Snowless ski race helps connect dots between climate change, real problems

Gnarly terrain greeted a group of climate change activists in Aspen over the weekend.

With skis strapped to their feet, the activists maneuvered around racing gates and through the grass and dirt on Aspen Mountain, where snow has mostly melted and the ski season closed weeks ago.

Micah Davis participates in the snowless ski race in Aspen on Saturday. (Image via 350.org)
It was all part of an event called “Protect Our Winters: Connect the Dots,” which included speakers and activities that linked climate change with pine beetle infestations, wildfires, drought, record high spring temperatures and decreased snowpack in traditionally wet, cold places.

The snowless ski race was held to demonstrate what the sport’s future could look like if the earth continues to warm.

“I am from New England where they just had one of their shortest winters in history following historic flooding brought on by weather extremes,” said racer Elle Noordzy. “I grew up skiing and in nearly two decades in southern New England I saw the impact of warmer winters, where we used to get feet of snow in a winter to almost none nowadays. And now my first winter in Colorado has again highlighted weather extremes with one of the worst snow years and record-breaking spring temperatures.”
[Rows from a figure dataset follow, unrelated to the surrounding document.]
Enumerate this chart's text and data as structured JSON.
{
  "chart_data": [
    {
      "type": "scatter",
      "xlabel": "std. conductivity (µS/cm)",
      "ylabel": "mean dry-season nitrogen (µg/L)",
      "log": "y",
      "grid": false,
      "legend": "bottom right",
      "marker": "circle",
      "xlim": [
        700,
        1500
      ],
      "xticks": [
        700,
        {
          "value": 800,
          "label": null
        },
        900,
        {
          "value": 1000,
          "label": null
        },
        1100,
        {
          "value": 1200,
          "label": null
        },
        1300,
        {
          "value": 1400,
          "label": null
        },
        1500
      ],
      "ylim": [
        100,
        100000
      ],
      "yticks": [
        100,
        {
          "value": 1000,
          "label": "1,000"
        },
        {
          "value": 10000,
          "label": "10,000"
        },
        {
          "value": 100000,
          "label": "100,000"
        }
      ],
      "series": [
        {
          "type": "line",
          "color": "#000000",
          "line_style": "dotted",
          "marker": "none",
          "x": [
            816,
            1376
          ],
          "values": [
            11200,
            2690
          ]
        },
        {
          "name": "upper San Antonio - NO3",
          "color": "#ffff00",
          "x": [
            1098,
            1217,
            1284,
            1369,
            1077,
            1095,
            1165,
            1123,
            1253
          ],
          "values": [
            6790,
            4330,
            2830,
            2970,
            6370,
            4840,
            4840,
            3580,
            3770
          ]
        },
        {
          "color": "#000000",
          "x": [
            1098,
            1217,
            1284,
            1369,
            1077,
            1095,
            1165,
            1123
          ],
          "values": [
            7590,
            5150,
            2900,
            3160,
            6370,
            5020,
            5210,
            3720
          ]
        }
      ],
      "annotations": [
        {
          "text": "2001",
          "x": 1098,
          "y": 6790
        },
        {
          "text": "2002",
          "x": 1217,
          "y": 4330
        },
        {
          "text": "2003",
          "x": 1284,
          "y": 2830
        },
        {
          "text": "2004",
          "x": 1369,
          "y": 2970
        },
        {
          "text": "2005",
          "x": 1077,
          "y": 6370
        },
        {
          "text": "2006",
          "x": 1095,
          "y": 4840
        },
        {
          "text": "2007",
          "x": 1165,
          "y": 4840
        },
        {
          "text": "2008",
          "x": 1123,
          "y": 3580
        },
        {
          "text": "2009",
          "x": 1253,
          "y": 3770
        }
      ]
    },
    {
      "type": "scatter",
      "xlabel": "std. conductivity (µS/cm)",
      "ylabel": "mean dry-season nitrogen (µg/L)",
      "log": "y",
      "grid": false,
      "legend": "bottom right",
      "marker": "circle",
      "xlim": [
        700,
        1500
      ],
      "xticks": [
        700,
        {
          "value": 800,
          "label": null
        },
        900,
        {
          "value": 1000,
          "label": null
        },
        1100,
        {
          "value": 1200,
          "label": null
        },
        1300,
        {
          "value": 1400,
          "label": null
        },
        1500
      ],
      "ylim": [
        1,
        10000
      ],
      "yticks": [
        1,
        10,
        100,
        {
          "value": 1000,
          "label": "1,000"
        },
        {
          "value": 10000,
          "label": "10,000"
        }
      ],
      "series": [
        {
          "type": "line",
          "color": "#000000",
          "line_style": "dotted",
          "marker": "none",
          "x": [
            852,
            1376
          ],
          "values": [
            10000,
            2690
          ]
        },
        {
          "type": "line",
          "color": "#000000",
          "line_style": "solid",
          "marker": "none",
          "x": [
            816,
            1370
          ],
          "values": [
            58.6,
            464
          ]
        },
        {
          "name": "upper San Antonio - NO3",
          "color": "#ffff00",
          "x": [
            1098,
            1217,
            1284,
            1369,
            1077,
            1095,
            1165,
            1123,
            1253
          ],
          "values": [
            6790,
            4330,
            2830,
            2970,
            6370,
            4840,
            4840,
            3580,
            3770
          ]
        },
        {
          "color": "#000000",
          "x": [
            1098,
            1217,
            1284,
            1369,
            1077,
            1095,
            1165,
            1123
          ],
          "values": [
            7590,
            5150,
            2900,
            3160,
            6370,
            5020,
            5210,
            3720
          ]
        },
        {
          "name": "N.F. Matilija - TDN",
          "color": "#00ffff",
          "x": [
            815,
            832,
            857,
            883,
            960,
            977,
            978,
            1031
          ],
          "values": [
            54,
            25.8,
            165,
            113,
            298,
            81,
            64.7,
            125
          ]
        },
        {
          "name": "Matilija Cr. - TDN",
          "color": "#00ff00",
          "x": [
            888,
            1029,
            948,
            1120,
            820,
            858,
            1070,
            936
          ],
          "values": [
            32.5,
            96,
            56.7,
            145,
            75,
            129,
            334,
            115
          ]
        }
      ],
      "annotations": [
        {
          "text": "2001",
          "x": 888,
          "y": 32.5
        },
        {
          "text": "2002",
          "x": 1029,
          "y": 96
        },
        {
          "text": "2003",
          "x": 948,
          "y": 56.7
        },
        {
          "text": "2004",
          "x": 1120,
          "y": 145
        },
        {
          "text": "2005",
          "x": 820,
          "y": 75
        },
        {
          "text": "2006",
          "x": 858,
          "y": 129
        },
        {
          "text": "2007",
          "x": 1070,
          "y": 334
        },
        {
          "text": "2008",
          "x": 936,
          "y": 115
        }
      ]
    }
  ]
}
Aspen has become a stage for the climate discussion.

There is buy-in from its business community, government officials and residents who have set goals to try to reduce their own carbon footprints. The Aspen Skiing Co., which helped organize the weekend’s climate-awareness activities along with 350.org, has been a leader in the industry, setting its green standard. As an influential member of the Aspen Chamber Resort Association, the ski company recently rallied other local business leaders who sit on the chamber’s board to drop its affiliation with the U.S. Chamber of Commerce to protest the national group’s stance on climate change. Even former Vice President Al Gore’s scatological rant against climate change deniers last year took place in Aspen and drew national attention. And Aspen’s celebrity athletes have gone to the nation’s capitol, lobbying for stricter pollution controls.

“Climate change is already pounding businesses and communities, whether you’re a ski resort, an insurance agency, or a raft business,” said Auden Schendler, the Aspen Skiing Co.’s vice president of sustainability. “But people feel powerless about how to drive change. On Saturday we made a statement elected officials have to listen to, and similar events happened all over the globe.”

To connect the dots between climate change and its impacts, attendees in Aspen wore white clothing to symbolize the missing snow and they formed a “dot” on the ski mountain. Other human “dots” were created in oceans and on land around the world Saturday to spread the climate message.

A recent Yale University poll in the U.S. found that concern about climate change was increasing with more extreme weather and warmer temperatures. According to the research, 82 percent of Americans report that they personally experienced one or more types of extreme weather or a natural disaster in the past year. Meanwhile, nightly news coverage of climate change on the major TV networks decreased 72 percent between 2009 and 2011, according to Media Matters for America.
 
“Most people in the country are looking at everything that’s happened; it just seems to be one disaster after another after another,” Anthony A. Leiserowitz of Yale University, one of the researchers who commissioned the poll, told the New York Times. “People are starting to connect the dots.”